Il faut beaucoup de temps convaincant de vous abandonner à la groove d'une piste Curren $ y, laissant ses Nawlins Drawl vous laver alors que le rythme se construit dans la bande sonore à une escapade via un jet privé ou Mercedes SL 550. Il y a un soin dans la façon dont Curren $ y construit ses chansons, comme s'il était armé de la connaissance qu'il n'y a aucune raison de se précipiter. La chaleur sublime et la précision discrète du Parler pilote La série a donné des méditations sur le butin des voitures, de l'herbe et de l'argent; Considérez également les airs de la salle de tabagisme des 2012 L'immaculé lapidé, Ou les vagues de l'alchimiste de martèlement, psychédélique Boom-Bap bat sur leurs liens Coup d'État secret et Continuation. À travers tout cela, le magnétisme de Spitta lui a permis d'exister en tant que singularité dans les cercles de rap souterrains, un ancien soldat de No Limit et un vétéran de l'argent qui anime l'ère du blog, mais a survécu (et a prospéré) bien après une date d'expiration attendue.
Ne nous attrape jamais est le 10e projet collaboratif entre le rappeur et producteur de la Nouvelle-Orléans, Harry Fraud. Ils ont apprécié un partenariat particulièrement fructueux depuis leur lien initial, 2012 Bateaux à cigarettes. Le mélange de fraude de percussions percutantes et d'échantillons de saccharine accorde à Curren $ y l'espace pour musener sur les minuties de sa vie quotidienne. En raison de la pure quantité de terrain que le duo a couvert à ce point, il y a toujours la chance latente qu'ils puissent se répéter. Mais Ne nous attrape jamais Évite ces pièges: Curren $ y et la fraude produisent leur travail le plus passionnant depuis Les départs En 2020, soudant parfaitement leurs bizarreries pour former un environnement accueillant, amenant une multitude de collaborateurs compétents dans le giron.

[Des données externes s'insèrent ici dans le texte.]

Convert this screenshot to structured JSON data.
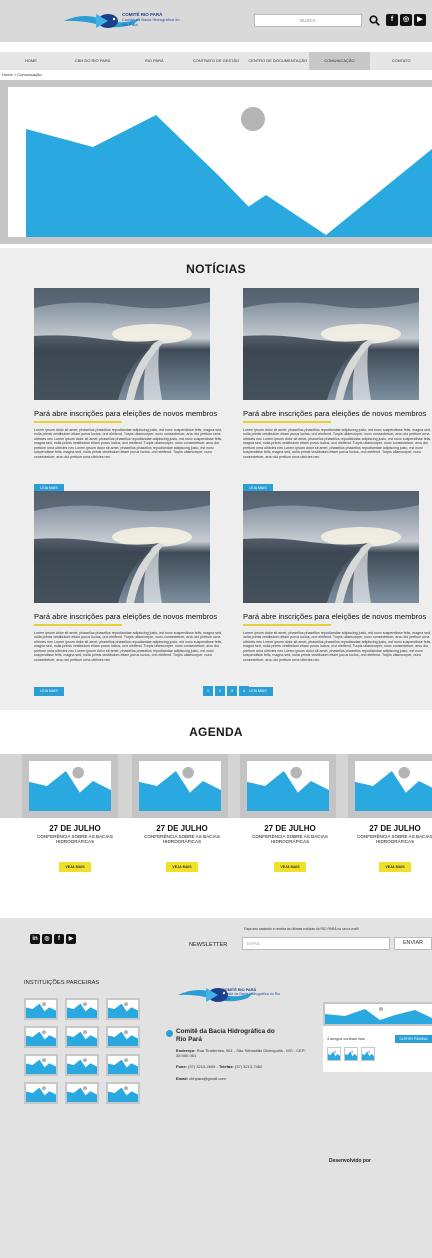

Curren $ y a une conscience aiguë de sa position en tant que rappeur indépendant vétéran: «Maintenant que je suis l'OG, ils veulent le faire comme je l'ai fait / et je ne me gêne pas, mais je leur fais savoir que je suis ici», rapt sur «Drop Zone». La formule repose dans sa livraison inédite et tranquille, vous obligeant presque à rembobiner à attraper les plus petits détails. Il compare le moment où il s'écroule à Popeye en train de manger ses épinards («points de contrôle») et réfléchit paresseusement sur son wagon Brabus G disparaissant dans la circulation comme un lapin dans un chapeau («Industries aéroportuaires»). Lorsque Spitta donne le coup d'envoi «No Rikleles» avec la ligne «Le toit de Cullinan a obtenu les paillettes», c'est comme si vous étiez publié à l'arrière du SUV avec lui, regardant sereinement comme de la fumée de l'herbe et les sons d'un film classique remplissent l'atmosphère. Plus que d'habitude, on peut ressembler à Curren $ y fait une lecture dramatique d'un livre de luxe Kelley Blue – mais la richesse des détails, combinée au charme de sa voix, rend même la vantardise la plus banale exceptionnelle.